Some studies might require a minimum cohort size. We can define the
minimum size, filtering out records that are smaller than required,
using the requireMinCohortCount function from
CohortConstructor.
cdm$medications <- cdm$medications %>% 
  requireMinCohortCount(minCohortCount = 1000)
summary_attrition <- summariseCohortAttrition(cdm$medications)
plotCohortAttrition(summary_attrition, cohortId = 1)Cohort 1 includes 2,580 individuals, so none were excluded due to the minimum cohort size restriction of 1,000.
Multiple restrictions can be applied to a cohort, however care needs to be taken that the restrictions are placed in the correct order.

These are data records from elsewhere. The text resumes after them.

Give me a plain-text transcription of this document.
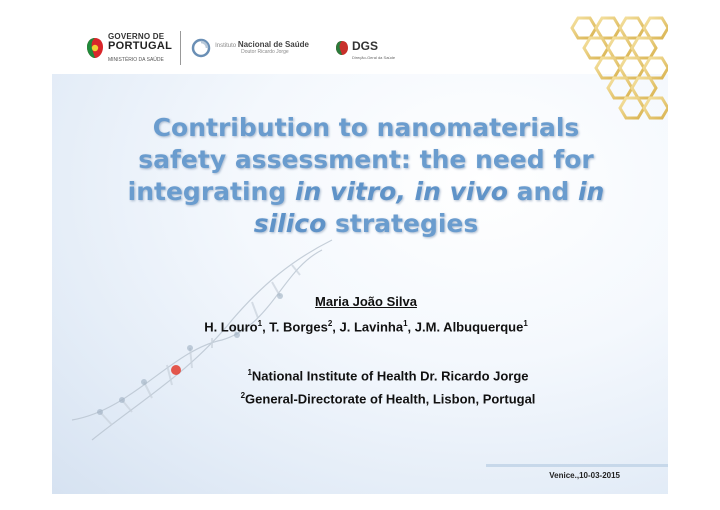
GOVERNO DE
PORTUGAL
MINISTÉRIO DA SAÚDE
Instituto Nacional de Saúde
Doutor Ricardo Jorge	DGS
Direção-Geral da Saúde
Contribution to nanomaterials
safety assessment: the need for
integrating in vitro, in vivo and in
silico strategies
Maria João Silva
H. Louro$^1$, T. Borges$^2$, J. Lavinha$^1$, J.M. Albuquerque$^1$
$^1$National Institute of Health Dr. Ricardo Jorge
$^2$General-Directorate of Health, Lisbon, Portugal
Venice.,10-03-2015
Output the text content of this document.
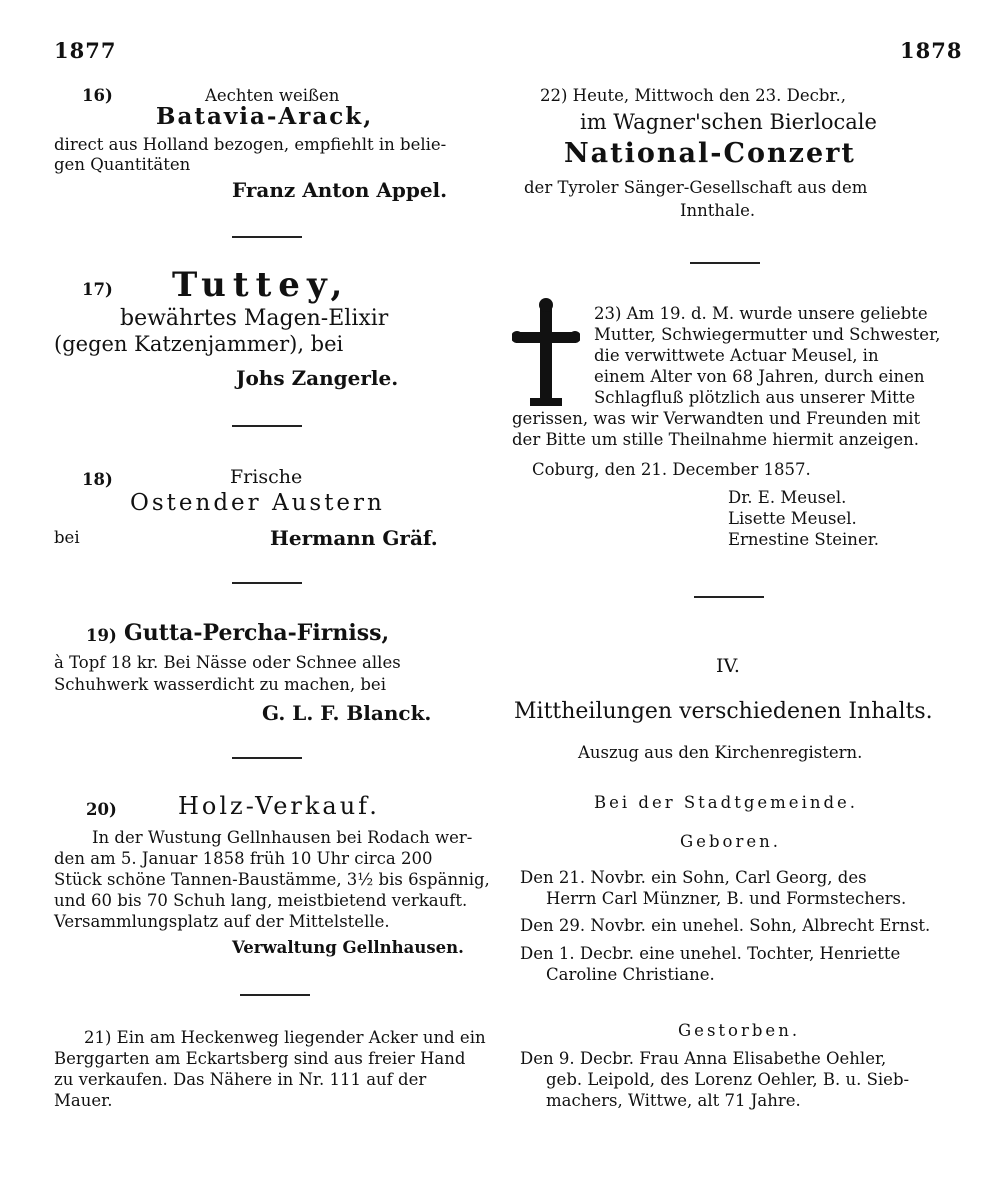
1877	1878
16)	Aechten weißen
Batavia-Arack,
direct aus Holland bezogen, empfiehlt in belie-
gen Quantitäten
Franz Anton Appel.
17) Tuttey,
bewährtes Magen-Elixir
(gegen Katzenjammer), bei
Johs Zangerle.
18)	Frische
Ostender Austern
bei	Hermann Gräf.
19) Gutta-Percha-Firniss,
à Topf 18 kr. Bei Nässe oder Schnee alles
Schuhwerk wasserdicht zu machen, bei
G. L. F. Blanck.
20)	Holz-Verkauf.
In der Wustung Gellnhausen bei Rodach wer-
den am 5. Januar 1858 früh 10 Uhr circa 200
Stück schöne Tannen-Baustämme, 3½ bis 6spännig,
und 60 bis 70 Schuh lang, meistbietend verkauft.
Versammlungsplatz auf der Mittelstelle.
Verwaltung Gellnhausen.
21) Ein am Heckenweg liegender Acker und ein
Berggarten am Eckartsberg sind aus freier Hand
zu verkaufen. Das Nähere in Nr. 111 auf der
Mauer.
22) Heute, Mittwoch den 23. Decbr.,
im Wagner'schen Bierlocale
National-Conzert
der Tyroler Sänger-Gesellschaft aus dem
Innthale.
23) Am 19. d. M. wurde unsere geliebte
Mutter, Schwiegermutter und Schwester,
die verwittwete Actuar Meusel, in
einem Alter von 68 Jahren, durch einen
Schlagfluß plötzlich aus unserer Mitte
gerissen, was wir Verwandten und Freunden mit
der Bitte um stille Theilnahme hiermit anzeigen.
Coburg, den 21. December 1857.
Dr. E. Meusel.
Lisette Meusel.
Ernestine Steiner.
IV.
Mittheilungen verschiedenen Inhalts.
Auszug aus den Kirchenregistern.
Bei der Stadtgemeinde.
Geboren.
Den 21. Novbr. ein Sohn, Carl Georg, des
Herrn Carl Münzner, B. und Formstechers.
Den 29. Novbr. ein unehel. Sohn, Albrecht Ernst.
Den 1. Decbr. eine unehel. Tochter, Henriette
Caroline Christiane.
Gestorben.
Den 9. Decbr. Frau Anna Elisabethe Oehler,
geb. Leipold, des Lorenz Oehler, B. u. Sieb-
machers, Wittwe, alt 71 Jahre.
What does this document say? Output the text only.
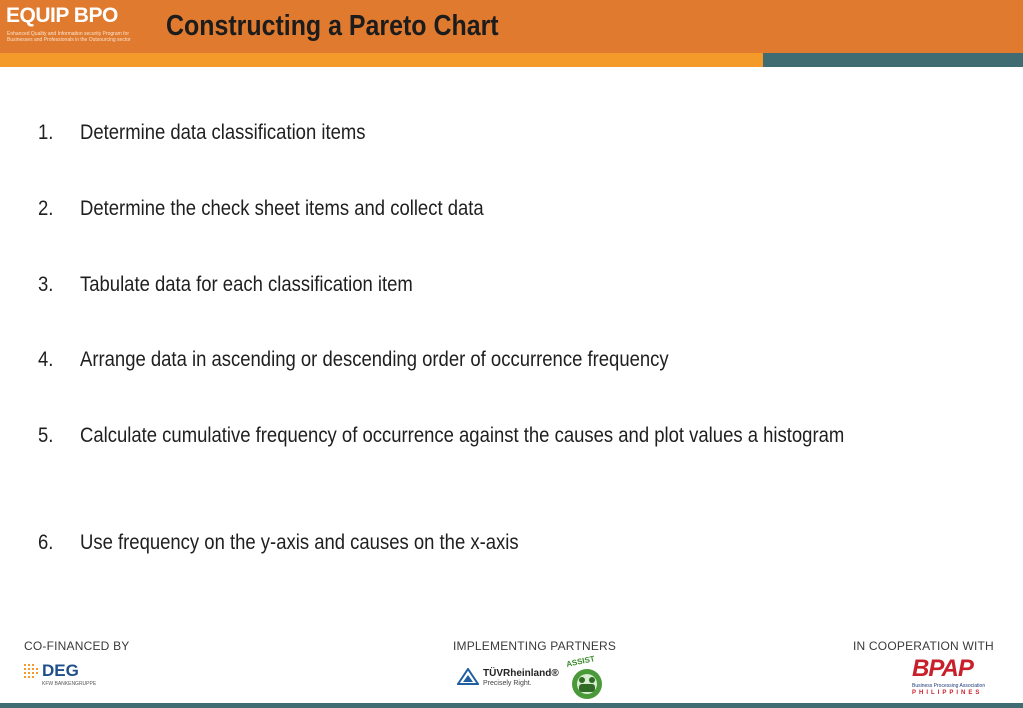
EQUIP BPO
Enhanced Quality and Information security Program for Businesses and Professionals in the Outsourcing sector	Constructing a Pareto Chart
1. Determine data classification items
2. Determine the check sheet items and collect data
3. Tabulate data for each classification item
4. Arrange data in ascending or descending order of occurrence frequency
5. Calculate cumulative frequency of occurrence against the causes and plot values a histogram
6. Use frequency on the y-axis and causes on the x-axis
CO-FINANCED BY	IMPLEMENTING PARTNERS	IN COOPERATION WITH
DEG
KFW BANKENGRUPPE
TÜVRheinland®
Precisely Right.
ASSIST	BPAP
Business Processing Association
PHILIPPINES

For example, it is recommended to apply the minimum size restriction last.
cdm$medications <- cdm$medications %>% 
  requireIsFirstEntry() %>%
  requireInDateRange(dateRange = as.Date(c("2010-01-01", "2016-01-01")))
summary_attrition <- summariseCohortAttrition(cdm$medications)
plotCohortAttrition(summary_attrition, cohortId = 1)The flow chart above illustrates the changes to cohort 1 when restricted to only include the first record of each individual over a specified date range. 2,529 individuals and 9,314 records are excluded.